Things haven’t been looking good for Yahoo as of late. The company has been embroiled in a dispute with Chinese company Alibaba, Google knocked Yahoo from its spot as top player in display advertising, and some investors are saying that the company should be sold off in parts. CEO Carol Bartz has promised that things will get better—but she might not be around long enough to make that happen.
According to TechCrunch, which spoke with “multiple sources” about Yahoo’s sorry state before its annual shareholder meeting on June 23, the company has been considering a replacement for Bartz. The board of directors has had “early and unofficial” discussions with Fox digital chief Jon Miller, and board member David Kenny has also been named as a possible candidate, among others. Bartz might know that she could soon be ousted, but only if she’s heard about it indirectly, said a TechCrunch source.

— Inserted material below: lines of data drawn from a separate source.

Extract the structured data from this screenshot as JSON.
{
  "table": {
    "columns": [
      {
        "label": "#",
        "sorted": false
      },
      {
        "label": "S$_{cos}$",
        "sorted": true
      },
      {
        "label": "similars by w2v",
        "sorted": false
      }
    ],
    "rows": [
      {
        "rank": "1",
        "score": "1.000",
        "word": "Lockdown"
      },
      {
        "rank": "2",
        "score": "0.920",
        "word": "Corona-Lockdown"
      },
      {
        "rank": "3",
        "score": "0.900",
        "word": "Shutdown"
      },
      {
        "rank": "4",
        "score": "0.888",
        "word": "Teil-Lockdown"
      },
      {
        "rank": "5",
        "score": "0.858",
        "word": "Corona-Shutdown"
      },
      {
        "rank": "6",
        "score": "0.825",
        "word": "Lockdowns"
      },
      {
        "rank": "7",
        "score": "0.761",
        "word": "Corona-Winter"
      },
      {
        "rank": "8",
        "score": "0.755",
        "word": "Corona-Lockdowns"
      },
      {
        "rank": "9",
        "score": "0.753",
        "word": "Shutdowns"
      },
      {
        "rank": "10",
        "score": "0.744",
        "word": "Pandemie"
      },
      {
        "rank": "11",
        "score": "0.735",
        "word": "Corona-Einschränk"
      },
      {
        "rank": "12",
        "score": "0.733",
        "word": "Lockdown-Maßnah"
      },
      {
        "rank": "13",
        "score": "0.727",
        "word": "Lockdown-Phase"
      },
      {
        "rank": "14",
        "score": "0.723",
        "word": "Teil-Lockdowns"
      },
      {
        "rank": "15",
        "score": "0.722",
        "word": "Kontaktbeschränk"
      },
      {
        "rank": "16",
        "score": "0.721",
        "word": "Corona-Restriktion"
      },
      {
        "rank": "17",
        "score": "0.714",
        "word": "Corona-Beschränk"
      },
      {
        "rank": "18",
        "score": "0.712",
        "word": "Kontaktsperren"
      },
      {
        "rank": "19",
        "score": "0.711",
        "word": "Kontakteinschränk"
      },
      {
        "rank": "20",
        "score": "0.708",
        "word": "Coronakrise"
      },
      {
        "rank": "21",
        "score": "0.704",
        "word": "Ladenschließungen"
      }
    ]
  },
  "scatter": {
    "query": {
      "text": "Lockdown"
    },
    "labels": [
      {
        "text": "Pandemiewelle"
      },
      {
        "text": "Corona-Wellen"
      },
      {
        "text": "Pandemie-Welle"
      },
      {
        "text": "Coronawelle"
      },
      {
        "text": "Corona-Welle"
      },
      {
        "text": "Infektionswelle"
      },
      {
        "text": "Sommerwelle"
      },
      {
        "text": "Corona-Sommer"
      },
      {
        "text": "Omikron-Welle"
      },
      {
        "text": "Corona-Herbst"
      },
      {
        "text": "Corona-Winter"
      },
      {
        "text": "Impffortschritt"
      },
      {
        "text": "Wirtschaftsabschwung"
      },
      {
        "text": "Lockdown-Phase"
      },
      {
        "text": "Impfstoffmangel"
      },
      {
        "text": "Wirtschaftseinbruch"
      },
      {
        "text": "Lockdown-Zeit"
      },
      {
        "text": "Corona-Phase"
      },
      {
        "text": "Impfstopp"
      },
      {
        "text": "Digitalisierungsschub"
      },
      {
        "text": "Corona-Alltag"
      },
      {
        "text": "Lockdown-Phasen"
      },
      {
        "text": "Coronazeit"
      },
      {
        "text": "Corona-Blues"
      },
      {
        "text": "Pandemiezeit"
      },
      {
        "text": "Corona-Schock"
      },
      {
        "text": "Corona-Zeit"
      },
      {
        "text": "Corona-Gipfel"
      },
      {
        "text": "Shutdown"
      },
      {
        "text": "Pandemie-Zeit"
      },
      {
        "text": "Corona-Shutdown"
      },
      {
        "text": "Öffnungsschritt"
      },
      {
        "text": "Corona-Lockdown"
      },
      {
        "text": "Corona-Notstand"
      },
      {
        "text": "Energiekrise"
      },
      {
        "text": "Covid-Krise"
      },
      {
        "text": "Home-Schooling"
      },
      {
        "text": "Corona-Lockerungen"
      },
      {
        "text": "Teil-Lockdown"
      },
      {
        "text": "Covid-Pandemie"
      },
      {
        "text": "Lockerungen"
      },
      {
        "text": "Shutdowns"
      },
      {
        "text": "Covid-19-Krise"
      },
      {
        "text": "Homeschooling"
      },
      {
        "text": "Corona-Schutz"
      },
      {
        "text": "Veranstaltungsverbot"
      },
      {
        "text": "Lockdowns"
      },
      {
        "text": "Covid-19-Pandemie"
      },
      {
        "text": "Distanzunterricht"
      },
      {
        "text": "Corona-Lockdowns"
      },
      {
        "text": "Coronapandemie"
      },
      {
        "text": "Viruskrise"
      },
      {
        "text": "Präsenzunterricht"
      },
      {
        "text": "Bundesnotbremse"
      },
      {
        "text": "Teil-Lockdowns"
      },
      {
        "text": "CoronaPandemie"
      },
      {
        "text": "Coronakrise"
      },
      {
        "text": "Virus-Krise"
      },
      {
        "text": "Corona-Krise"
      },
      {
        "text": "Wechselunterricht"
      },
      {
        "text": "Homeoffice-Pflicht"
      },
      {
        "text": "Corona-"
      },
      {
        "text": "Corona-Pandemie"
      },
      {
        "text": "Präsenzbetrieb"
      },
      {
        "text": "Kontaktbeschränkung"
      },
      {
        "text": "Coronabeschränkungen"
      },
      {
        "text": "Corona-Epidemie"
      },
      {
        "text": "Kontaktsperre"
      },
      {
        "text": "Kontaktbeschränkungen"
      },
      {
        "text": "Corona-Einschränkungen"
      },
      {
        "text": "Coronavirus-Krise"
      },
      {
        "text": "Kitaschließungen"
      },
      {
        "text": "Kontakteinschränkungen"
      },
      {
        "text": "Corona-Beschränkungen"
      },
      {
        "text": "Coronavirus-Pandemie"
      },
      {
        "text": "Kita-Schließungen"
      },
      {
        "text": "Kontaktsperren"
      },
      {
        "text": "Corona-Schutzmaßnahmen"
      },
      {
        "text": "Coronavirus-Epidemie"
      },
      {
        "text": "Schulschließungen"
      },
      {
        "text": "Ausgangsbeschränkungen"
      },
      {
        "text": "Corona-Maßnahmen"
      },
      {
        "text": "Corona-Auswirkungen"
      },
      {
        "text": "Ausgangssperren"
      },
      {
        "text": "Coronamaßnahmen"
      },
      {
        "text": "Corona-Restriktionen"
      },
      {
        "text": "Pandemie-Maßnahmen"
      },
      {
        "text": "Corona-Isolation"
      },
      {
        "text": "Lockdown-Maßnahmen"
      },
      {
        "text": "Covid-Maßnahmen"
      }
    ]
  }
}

Meanwhile, Prabhakar Raghavan, previously head of Yahoo Research, was promoted to chief strategy officer—and investors aren’t happy with the decision, said TechCrunch. Some have questioned his “lack of business experience” and see the move as a “poor judgment call” by Bartz.
Worst of all, said TechCrunch, Yahoo’s financial results could be “significantly below” what investors expect, even after expectations were lowered last month. Shareholders are placing much of the blame on chairman Roy Bostock and might try to boot him from the board to send a message. (Removing Bartz would be “too disruptive.”)
Despite the company’s myriad problems, lowered financial figures might not actually cause the stock price to drop too much. “Investors have already priced the main Yahoo business to zero,” one of those investors told TechCrunch.